Geldbußen müssen wiederum wirksam, verhältnismäßig und abschreckend sein (Art 101 Abs 3 AI Act).

Fallbeispiele

Beispiel 1: KI-gestütztes Kreditscoring

Sachverhalt Ein KI-System, das bestimmungsgemäß für Kreditscoring eingesetzt wird, führt zur Verweigerung eines Kredits bzw günstigerer Kreditkonditionen für eine Interessentin.

Durch die Trainingsdaten des Systems wurde suggeriert, dass Frauen aufgrund eines niedrigeren Durchschnittseinkommens weniger kreditwürdig wären.

Einordnung AI Act Es liegt ein Hochrisiko-KI-System gemäß Artikel 6 Absatz 2 in Verbindung mit Anhang III Z 5 lit b vor (siehe im Detail Hochrisiko-KI-Systeme im AI Act).
Einordnung AILD/PLD Siehe die Analyse im Rahmen der KI-Haftungsregelungen.

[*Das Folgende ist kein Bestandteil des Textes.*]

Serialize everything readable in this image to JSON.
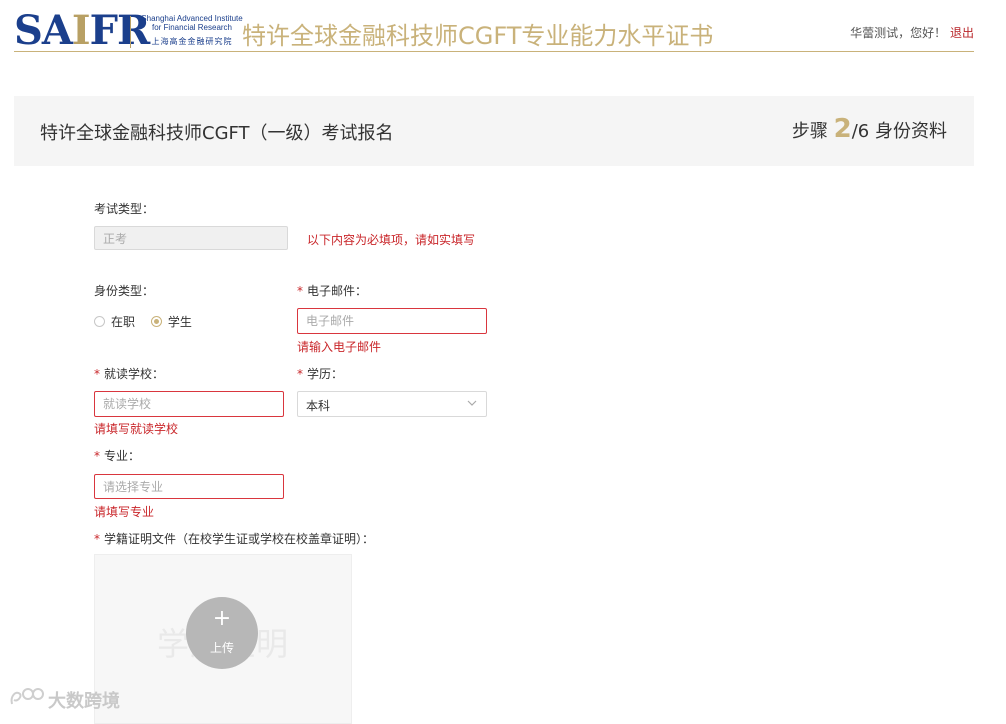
{
  "header": {
    "logo_mark_blue_1": "SA",
    "logo_mark_gold": "I",
    "logo_mark_blue_2": "FR",
    "logo_en_line1": "Shanghai Advanced Institute",
    "logo_en_line2": "for Financial Research",
    "logo_cn": "上海高金金融研究院",
    "site_title": "特许全球金融科技师CGFT专业能力水平证书",
    "greeting": "华蕾测试，您好！",
    "logout": "退出"
  },
  "banner": {
    "title": "特许全球金融科技师CGFT（一级）考试报名",
    "step_prefix": "步骤",
    "step_current": "2",
    "step_total": "/6",
    "step_name": "身份资料"
  },
  "form": {
    "exam_type_label": "考试类型：",
    "exam_type_value": "正考",
    "required_note": "以下内容为必填项，请如实填写",
    "identity_label": "身份类型：",
    "identity_options": [
      "在职",
      "学生"
    ],
    "identity_selected": "学生",
    "email_label": "电子邮件：",
    "email_placeholder": "电子邮件",
    "email_error": "请输入电子邮件",
    "school_label": "就读学校：",
    "school_placeholder": "就读学校",
    "school_error": "请填写就读学校",
    "education_label": "学历：",
    "education_value": "本科",
    "major_label": "专业：",
    "major_placeholder": "请选择专业",
    "major_error": "请填写专业",
    "upload_label": "学籍证明文件（在校学生证或学校在校盖章证明）：",
    "upload_watermark": "学历证明",
    "upload_plus": "+",
    "upload_button": "上传"
  },
  "watermark": {
    "text": "大数跨境"
  },
  "colors": {
    "brand_blue": "#1b3f8c",
    "gold": "#c9b27a",
    "error_red": "#c9262a"
  }
}
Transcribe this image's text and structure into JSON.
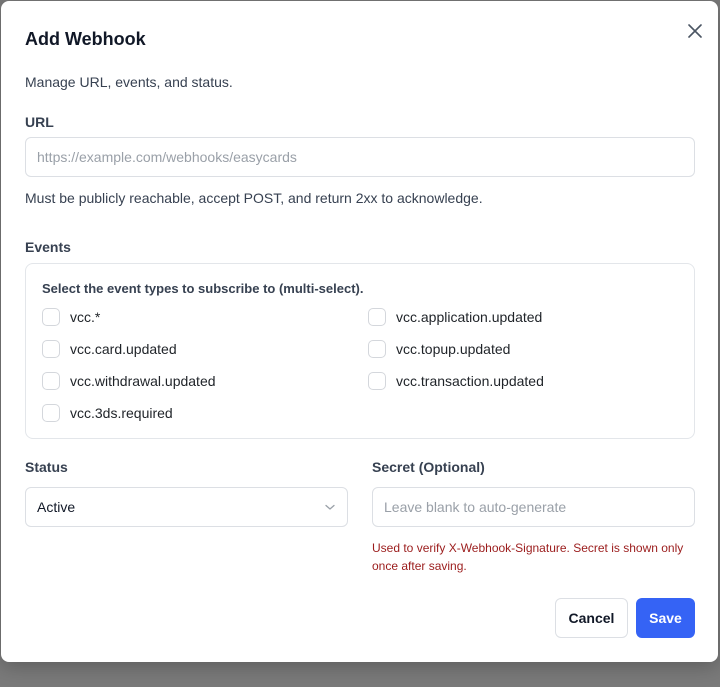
{
  "dialog": {
    "title": "Add Webhook",
    "subtitle": "Manage URL, events, and status."
  },
  "url": {
    "label": "URL",
    "value": "",
    "placeholder": "https://example.com/webhooks/easycards",
    "help": "Must be publicly reachable, accept POST, and return 2xx to acknowledge."
  },
  "events": {
    "label": "Events",
    "hint": "Select the event types to subscribe to (multi-select).",
    "items": [
      {
        "label": "vcc.*",
        "checked": false
      },
      {
        "label": "vcc.application.updated",
        "checked": false
      },
      {
        "label": "vcc.card.updated",
        "checked": false
      },
      {
        "label": "vcc.topup.updated",
        "checked": false
      },
      {
        "label": "vcc.withdrawal.updated",
        "checked": false
      },
      {
        "label": "vcc.transaction.updated",
        "checked": false
      },
      {
        "label": "vcc.3ds.required",
        "checked": false
      }
    ]
  },
  "status": {
    "label": "Status",
    "selected": "Active"
  },
  "secret": {
    "label": "Secret (Optional)",
    "value": "",
    "placeholder": "Leave blank to auto-generate",
    "help": "Used to verify X-Webhook-Signature. Secret is shown only once after saving."
  },
  "actions": {
    "cancel_label": "Cancel",
    "save_label": "Save"
  },
  "colors": {
    "primary": "#3563f5",
    "warning_text": "#9b1c1c",
    "overlay": "#7a7a7a"
  },
  "icons": {
    "close": "close-icon",
    "dropdown": "chevron-down-icon"
  }
}
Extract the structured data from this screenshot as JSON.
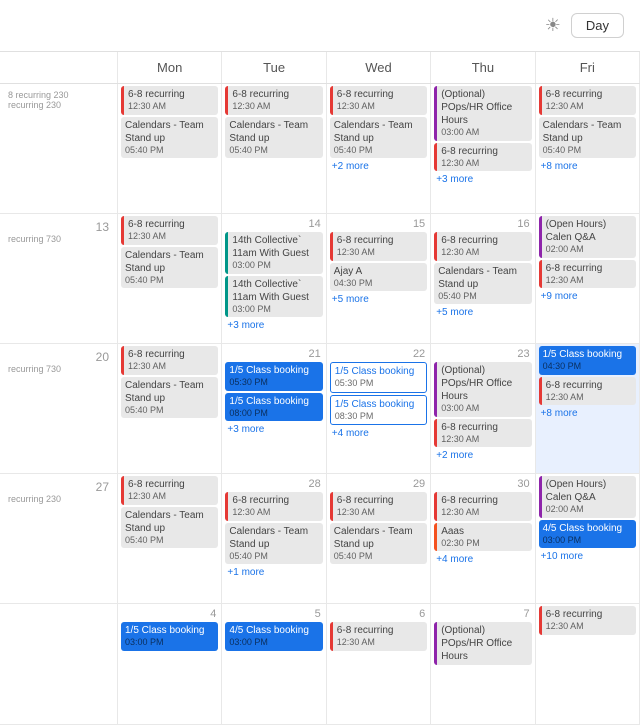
{
  "topbar": {
    "day_label": "Day"
  },
  "headers": [
    "Mon",
    "Tue",
    "Wed",
    "Thu",
    "Fri"
  ],
  "weeks": [
    {
      "week_label": "",
      "days": [
        {
          "date": "",
          "events": [
            {
              "type": "red-left",
              "title": "6-8 recurring",
              "time": "12:30 AM"
            },
            {
              "type": "gray",
              "title": "Calendars - Team Stand up",
              "time": "05:40 PM"
            }
          ],
          "more": ""
        },
        {
          "date": "",
          "events": [
            {
              "type": "red-left",
              "title": "6-8 recurring",
              "time": "12:30 AM"
            },
            {
              "type": "gray",
              "title": "Calendars - Team Stand up",
              "time": "05:40 PM"
            }
          ],
          "more": ""
        },
        {
          "date": "",
          "events": [
            {
              "type": "red-left",
              "title": "6-8 recurring",
              "time": "12:30 AM"
            },
            {
              "type": "gray",
              "title": "Calendars - Team Stand up",
              "time": "05:40 PM"
            }
          ],
          "more": "+2 more"
        },
        {
          "date": "",
          "events": [
            {
              "type": "purple-left",
              "title": "(Optional) POps/HR Office Hours",
              "time": "03:00 AM"
            },
            {
              "type": "red-left",
              "title": "6-8 recurring",
              "time": "12:30 AM"
            }
          ],
          "more": "+3 more"
        },
        {
          "date": "",
          "events": [
            {
              "type": "red-left",
              "title": "6-8 recurring",
              "time": "12:30 AM"
            },
            {
              "type": "gray",
              "title": "Calendars - Team Stand up",
              "time": "05:40 PM"
            }
          ],
          "more": "+8 more"
        }
      ]
    },
    {
      "week_label": "13",
      "days": [
        {
          "date": "",
          "events": [
            {
              "type": "red-left",
              "title": "6-8 recurring",
              "time": "12:30 AM"
            },
            {
              "type": "gray",
              "title": "Calendars - Team Stand up",
              "time": "05:40 PM"
            }
          ],
          "more": ""
        },
        {
          "date": "14",
          "events": [
            {
              "type": "teal-left",
              "title": "14th Collective` 11am With Guest",
              "time": "03:00 PM"
            },
            {
              "type": "teal-left",
              "title": "14th Collective` 11am With Guest",
              "time": "03:00 PM"
            }
          ],
          "more": "+3 more"
        },
        {
          "date": "15",
          "events": [
            {
              "type": "red-left",
              "title": "6-8 recurring",
              "time": "12:30 AM"
            },
            {
              "type": "gray",
              "title": "Ajay A",
              "time": "04:30 PM"
            }
          ],
          "more": "+5 more"
        },
        {
          "date": "16",
          "events": [
            {
              "type": "red-left",
              "title": "6-8 recurring",
              "time": "12:30 AM"
            },
            {
              "type": "gray",
              "title": "Calendars - Team Stand up",
              "time": "05:40 PM"
            }
          ],
          "more": "+5 more"
        },
        {
          "date": "",
          "events": [
            {
              "type": "purple-left",
              "title": "(Open Hours) Calen Q&A",
              "time": "02:00 AM"
            },
            {
              "type": "red-left",
              "title": "6-8 recurring",
              "time": "12:30 AM"
            }
          ],
          "more": "+9 more"
        }
      ]
    },
    {
      "week_label": "20",
      "days": [
        {
          "date": "",
          "events": [
            {
              "type": "red-left",
              "title": "6-8 recurring",
              "time": "12:30 AM"
            },
            {
              "type": "gray",
              "title": "Calendars - Team Stand up",
              "time": "05:40 PM"
            }
          ],
          "more": ""
        },
        {
          "date": "21",
          "events": [
            {
              "type": "blue",
              "title": "1/5 Class booking",
              "time": "05:30 PM"
            },
            {
              "type": "blue",
              "title": "1/5 Class booking",
              "time": "08:00 PM"
            }
          ],
          "more": "+3 more"
        },
        {
          "date": "22",
          "events": [
            {
              "type": "blue-outline",
              "title": "1/5 Class booking",
              "time": "05:30 PM"
            },
            {
              "type": "blue-outline",
              "title": "1/5 Class booking",
              "time": "08:30 PM"
            }
          ],
          "more": "+4 more"
        },
        {
          "date": "23",
          "events": [
            {
              "type": "purple-left",
              "title": "(Optional) POps/HR Office Hours",
              "time": "03:00 AM"
            },
            {
              "type": "red-left",
              "title": "6-8 recurring",
              "time": "12:30 AM"
            }
          ],
          "more": "+2 more"
        },
        {
          "date": "",
          "events": [
            {
              "type": "blue",
              "title": "1/5 Class booking",
              "time": "04:30 PM"
            },
            {
              "type": "red-left",
              "title": "6-8 recurring",
              "time": "12:30 AM"
            }
          ],
          "more": "+8 more",
          "today": true
        }
      ]
    },
    {
      "week_label": "27",
      "days": [
        {
          "date": "",
          "events": [
            {
              "type": "red-left",
              "title": "6-8 recurring",
              "time": "12:30 AM"
            },
            {
              "type": "gray",
              "title": "Calendars - Team Stand up",
              "time": "05:40 PM"
            }
          ],
          "more": ""
        },
        {
          "date": "28",
          "events": [
            {
              "type": "red-left",
              "title": "6-8 recurring",
              "time": "12:30 AM"
            },
            {
              "type": "gray",
              "title": "Calendars - Team Stand up",
              "time": "05:40 PM"
            }
          ],
          "more": "+1 more"
        },
        {
          "date": "29",
          "events": [
            {
              "type": "red-left",
              "title": "6-8 recurring",
              "time": "12:30 AM"
            },
            {
              "type": "gray",
              "title": "Calendars - Team Stand up",
              "time": "05:40 PM"
            }
          ],
          "more": ""
        },
        {
          "date": "30",
          "events": [
            {
              "type": "red-left",
              "title": "6-8 recurring",
              "time": "12:30 AM"
            },
            {
              "type": "orange-left",
              "title": "Aaas",
              "time": "02:30 PM"
            }
          ],
          "more": "+4 more"
        },
        {
          "date": "",
          "events": [
            {
              "type": "purple-left",
              "title": "(Open Hours) Calen Q&A",
              "time": "02:00 AM"
            },
            {
              "type": "blue",
              "title": "4/5 Class booking",
              "time": "03:00 PM"
            }
          ],
          "more": "+10 more"
        }
      ]
    },
    {
      "week_label": "",
      "partial": true,
      "days": [
        {
          "date": "4",
          "events": [
            {
              "type": "blue",
              "title": "1/5 Class booking",
              "time": "03:00 PM"
            }
          ],
          "more": ""
        },
        {
          "date": "5",
          "events": [
            {
              "type": "blue",
              "title": "4/5 Class booking",
              "time": "03:00 PM"
            }
          ],
          "more": ""
        },
        {
          "date": "6",
          "events": [
            {
              "type": "red-left",
              "title": "6-8 recurring",
              "time": "12:30 AM"
            }
          ],
          "more": ""
        },
        {
          "date": "7",
          "events": [
            {
              "type": "purple-left",
              "title": "(Optional) POps/HR Office Hours",
              "time": ""
            }
          ],
          "more": ""
        },
        {
          "date": "",
          "events": [
            {
              "type": "red-left",
              "title": "6-8 recurring",
              "time": "12:30 AM"
            }
          ],
          "more": ""
        }
      ]
    }
  ]
}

Beispiel 2: KI-Chatbot-Assistent für Bankkund*innen

Sachverhalt Ein KI-Chatbotassistenz wird von einer Bank im Überweisungsprozess eingesetzt, um Kund*innen die Dateneingabe zu erleichtern.

Bei einem Kunden kommt es in der Folge (ohne sein Verschulden) dadurch zu einer fehlerhaften Überweisung, wobei der zehnfache Betrag überwiesen wird, weil das KI-System bei der Überweisungssumme eine Kommastelle falsch übernommen hat.[43]

Einordnung AI Act Auch wenn grundsätzlich ein KI-System im Sinne des AI Act vorliegt, würde hierbei grundsätzlich weder eine prinzipiell verbotene Praxis gemäß Art 5 AI Act, noch ein Hochrisiko-KI-System gemäß Art 6 AI Act vorliegen.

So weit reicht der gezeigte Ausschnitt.